Kids Taste Preferences Linked to Growth, Development

New research published in PLoS ONE suggests children preference for sweet and salty tastes not only affects their food intake, but also their growth and development. The study found children who are tall for their age prefer sweets, while kids with higher amounts of body fat prefer salty foods.

PHILADELPHIA—New research published in the journal PLoS ONE suggests children preference for sweet and salty tastes not only affects their food intake, but also their growth and development. The study found children who are tall for their age prefer sweets, while kids with higher amounts of body fat prefer salty foods.

Children consume more sugar and salt than recommended which is why understanding the biology behind children’s preferences for these tastes is a crucial first step to reducing their intake. Scientists from the Monell Chemical Senses Center conducted a study to determine if salty and sweet taste preferences in children are related to each other, to markers of growth, and to genetic differences.

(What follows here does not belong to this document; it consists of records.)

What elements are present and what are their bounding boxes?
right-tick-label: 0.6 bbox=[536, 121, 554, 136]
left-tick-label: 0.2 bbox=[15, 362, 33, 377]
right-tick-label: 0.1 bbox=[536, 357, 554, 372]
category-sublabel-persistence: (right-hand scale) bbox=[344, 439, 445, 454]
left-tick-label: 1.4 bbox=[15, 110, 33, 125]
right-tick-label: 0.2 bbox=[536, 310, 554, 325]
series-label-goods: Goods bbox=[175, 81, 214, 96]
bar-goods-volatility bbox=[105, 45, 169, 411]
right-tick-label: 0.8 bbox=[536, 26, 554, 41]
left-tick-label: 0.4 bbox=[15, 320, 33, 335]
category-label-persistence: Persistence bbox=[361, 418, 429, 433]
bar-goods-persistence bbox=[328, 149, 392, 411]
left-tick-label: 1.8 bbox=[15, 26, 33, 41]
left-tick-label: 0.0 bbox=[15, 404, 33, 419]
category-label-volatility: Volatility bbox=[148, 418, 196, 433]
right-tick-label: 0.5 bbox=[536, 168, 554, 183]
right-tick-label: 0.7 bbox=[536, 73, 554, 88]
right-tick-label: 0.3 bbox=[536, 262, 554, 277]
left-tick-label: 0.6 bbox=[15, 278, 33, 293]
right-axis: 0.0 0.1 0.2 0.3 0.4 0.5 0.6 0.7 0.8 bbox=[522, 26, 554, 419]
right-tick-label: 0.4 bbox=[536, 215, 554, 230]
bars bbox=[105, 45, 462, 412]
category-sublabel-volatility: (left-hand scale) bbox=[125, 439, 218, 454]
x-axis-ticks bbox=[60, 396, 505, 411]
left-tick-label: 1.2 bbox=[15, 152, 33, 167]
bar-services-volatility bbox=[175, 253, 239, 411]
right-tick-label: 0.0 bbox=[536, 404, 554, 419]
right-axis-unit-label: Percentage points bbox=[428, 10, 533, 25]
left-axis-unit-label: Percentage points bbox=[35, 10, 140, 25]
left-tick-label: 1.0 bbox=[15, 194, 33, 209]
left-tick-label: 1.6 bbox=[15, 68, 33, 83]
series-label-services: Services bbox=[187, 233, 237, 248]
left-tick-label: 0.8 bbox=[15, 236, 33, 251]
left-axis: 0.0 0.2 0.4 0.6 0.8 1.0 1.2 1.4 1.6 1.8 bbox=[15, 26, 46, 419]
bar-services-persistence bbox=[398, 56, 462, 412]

“Our research shows that the liking of salty and sweet tastes reflects in part the biology of the child," said study lead author Julie Mennella, Ph.D., a biopsychologist at Monell. Biology predisposes us to like and consume calorie-rich sweet foods and sodium-rich salty foods, and this is especially true for children. “Growing children’s heightened preferences for sweet and salty tastes make them more vulnerable to the modern diet, which differs from the diet of our past, when salt and sugars were once rare and expensive commodities."

For the study, the scientists tested 108 children between 5 and 10 years old, and their mothers, for salt and sweet taste preferences. The same testing method was used for both children and their mothers, who tasted broth and crackers that varied in salt content, and sugar water and jellies that varied in sugar content. The method, developed by Mennella and her colleagues at Monell, scientifically determines taste preferences, even for very young children, by having them compare two different levels of a taste, pick their favorite, and then compare that favorite with another, over and again until the most favorite is identified.

The researchers also had mothers and children list foods and beverages they consumed in the past 24 hours, from which daily sodium, calorie and added sugar intakes were estimated. Subjects then gave a saliva sample, which was genotyped for a sweet receptor gene, and a urine sample to measure levels of Ntx, a marker for bone growth. Weight, height, and percent body fat were measured for all subjects.

They found that not only were sweet and salty preferences correlated in children, and higher overall than those in adults, but children’s taste preferences also related to measures of growth and development: children who were tall for their age preferred sweeter solutions, and children with higher amounts of body fat preferred saltier soups. There was also some indication that higher sweet liking related to spurts in bone growth, but that result needs confirmation in a larger group of children.

Sweet and salty preferences were correlated in adults as well. And in adults, but not in children, sweet receptor genotype was related to the most preferred level of sweetness.

“There are inborn genetic differences that affect the liking for sweet by adults," said collaborator Danielle Reed, Ph.D., “but for children, other factors—perhaps the current state of growth—are stronger influences than genetics."

Both children and adults who preferred higher levels of salt in food also reported consuming more dietary salt in the past 24 hours, but no such relationship was found between sweet preferences and sugar intake. This difference may reflect parents exerting greater control in their children's diet for added sugar than for added salt. Or it could reflect increased use of non-nutritive sweeteners in foods geared for children—in other words, the sweetness of some foods doesn't reflect their sugar content.

Current intakes of sodium and added sugars among U.S. children are in excess of recommendations. For almost all 2- to 8-year-olds, added sugars account for more than half of their discretionary calories (130 total discretionary calories are allowed for children of this age). For 4- to 13-year-olds, sodium intake is more than twice adequate levels (1,200-1,500 mg/day is allowed for children of this age). The children studied by Mennella and colleagues, two-thirds of whom were overweight or obese, also consumed twice adequate levels of sodium, and their added sugar intake averaged almost 20 teaspoons, or 300 calories, each day.